Donegal did well to prevail when not at their best and a tenth Ulster final appearance in 12 years is a wonderful achievement for the county and their top-class supporters. Cavan did not deserve to be beaten by six points as much of their play was of the highest quality.

A feature of the game was the excellence of both goalkeepers Shaun Patton and Raymond Galligan, their kicking was of the highest order while Patton’s first half save to avoid a certain goal was crucial to his team’s success.

Jamie Brennan had a wonderful game in the Donegal attack, scoring four great points and causing the Cavan defence numerous difficult moments, while McBrearty after shipping that heavy knock finished with 1-4 to his credit, yet another good day’s work, with Michael Murphy contributing five points it meant that the Donegal full forward line delivered 1-13 of their team’s total - another reason for getting them on the ball early.



Eoghan Ban Gallagher played another blinder on Sunday, his pace is a huge asset and his ability to split a defence is an outstanding feature of his game.

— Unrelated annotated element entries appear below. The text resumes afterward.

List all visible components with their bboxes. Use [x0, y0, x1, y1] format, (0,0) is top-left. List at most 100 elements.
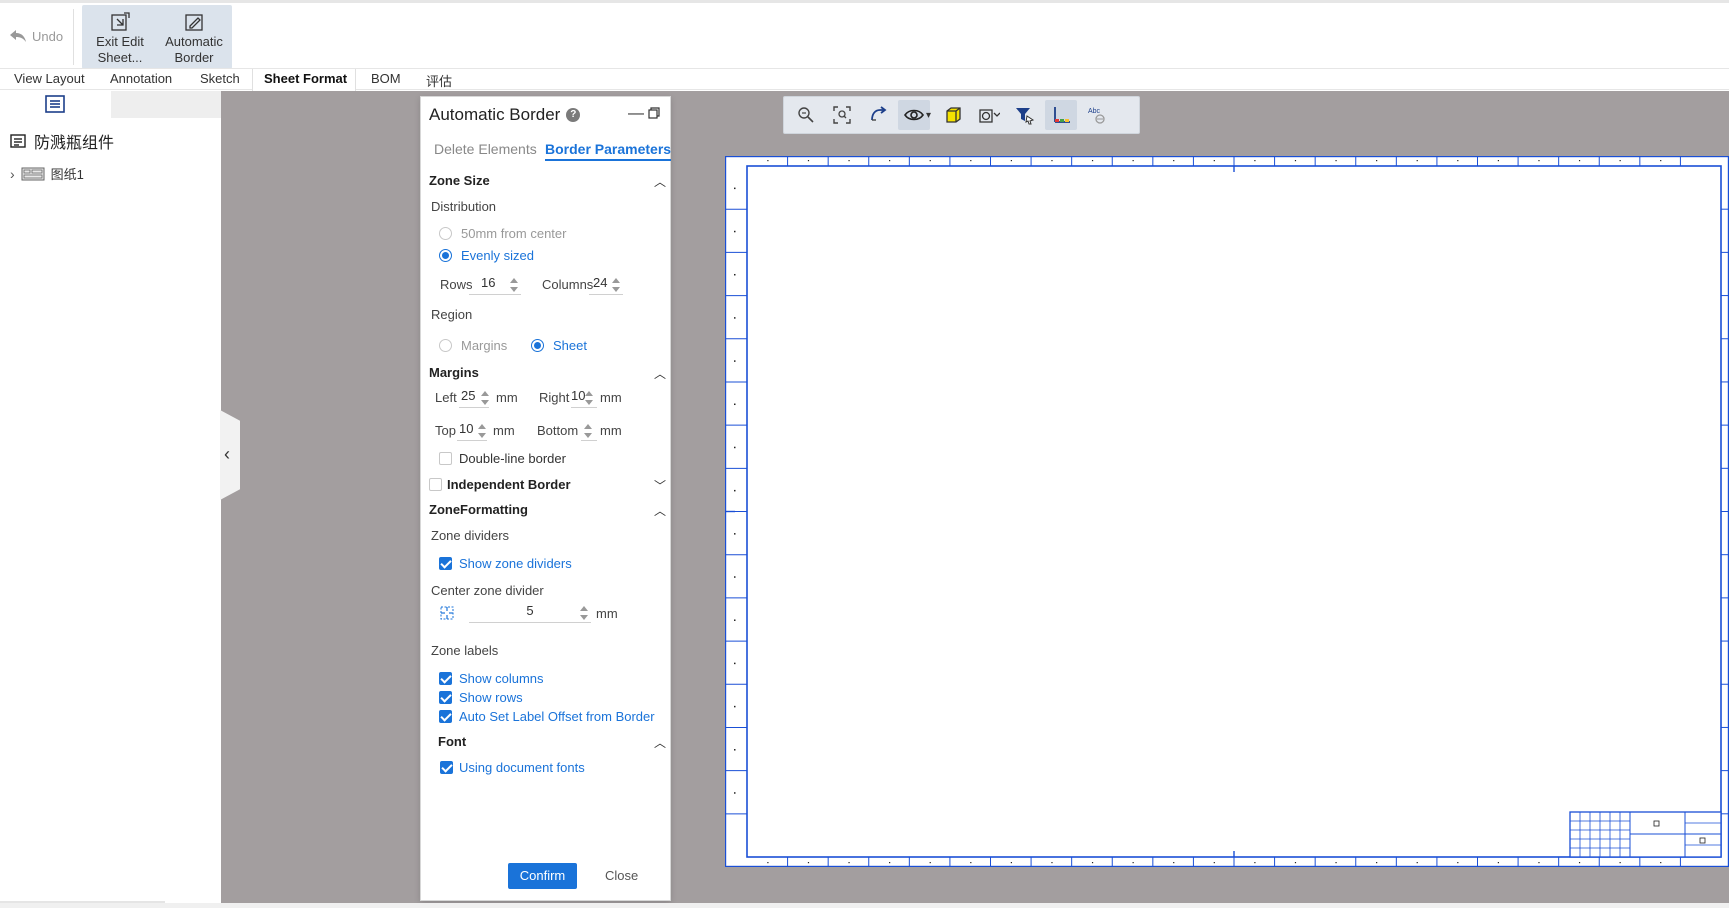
center-divider-spinner[interactable]	[579, 603, 589, 623]
rows-spinner[interactable]	[509, 275, 519, 295]
drawing-sheet[interactable]	[725, 156, 1729, 867]
double-line-border-checkbox[interactable]	[439, 452, 452, 465]
top-margin-spinner[interactable]	[477, 421, 487, 441]
automatic-border-dialog: Automatic Border ? — Delete Elements Bor…	[420, 96, 672, 901]
zone-label-top	[1051, 160, 1053, 162]
tab-border-parameters[interactable]: Border Parameters	[545, 141, 672, 161]
tab-sheet-format[interactable]: Sheet Format	[264, 71, 347, 86]
tree-root-item[interactable]: 防溅瓶组件	[10, 129, 114, 153]
tab-delete-elements[interactable]: Delete Elements	[434, 141, 537, 157]
display-style-button[interactable]	[973, 100, 1005, 130]
radio-region-sheet[interactable]	[531, 339, 544, 352]
zone-label-bottom	[1051, 862, 1053, 864]
automatic-border-icon	[185, 14, 203, 31]
tree-child-label: 图纸1	[50, 167, 84, 182]
chevron-up-icon[interactable]: ︿	[654, 502, 666, 519]
independent-border-checkbox[interactable]	[429, 478, 442, 491]
sheet-outer-border	[725, 156, 1729, 867]
zone-label-bottom	[1497, 862, 1499, 864]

His ability is a case of the apple not falling far from the tree as his father John Ban and his uncle Conal were an integral part of a great Killybegs team.

Peadar Mogan added to his growing reputation by again working his socks off and covering every blade of grass on the pitch. It is great to have an Ulster final to look forward to and there will be much interest in watching Derry and Monaghan  next Sunday.



Frankie Brennan
I was very sorry to hear of the death of Ardara's Frankie Brennan at the weekend. Frankie was one of Donegal and his club Adara’s best players and at a time when few if any Donegal footballers were considered for selection for the Ulster Railway Cup Frankie was. I had the pleasure of meeting Frankie on several occasions, and he was great company, one of life’s gentlemen. To his family I offer my sincere sympathy.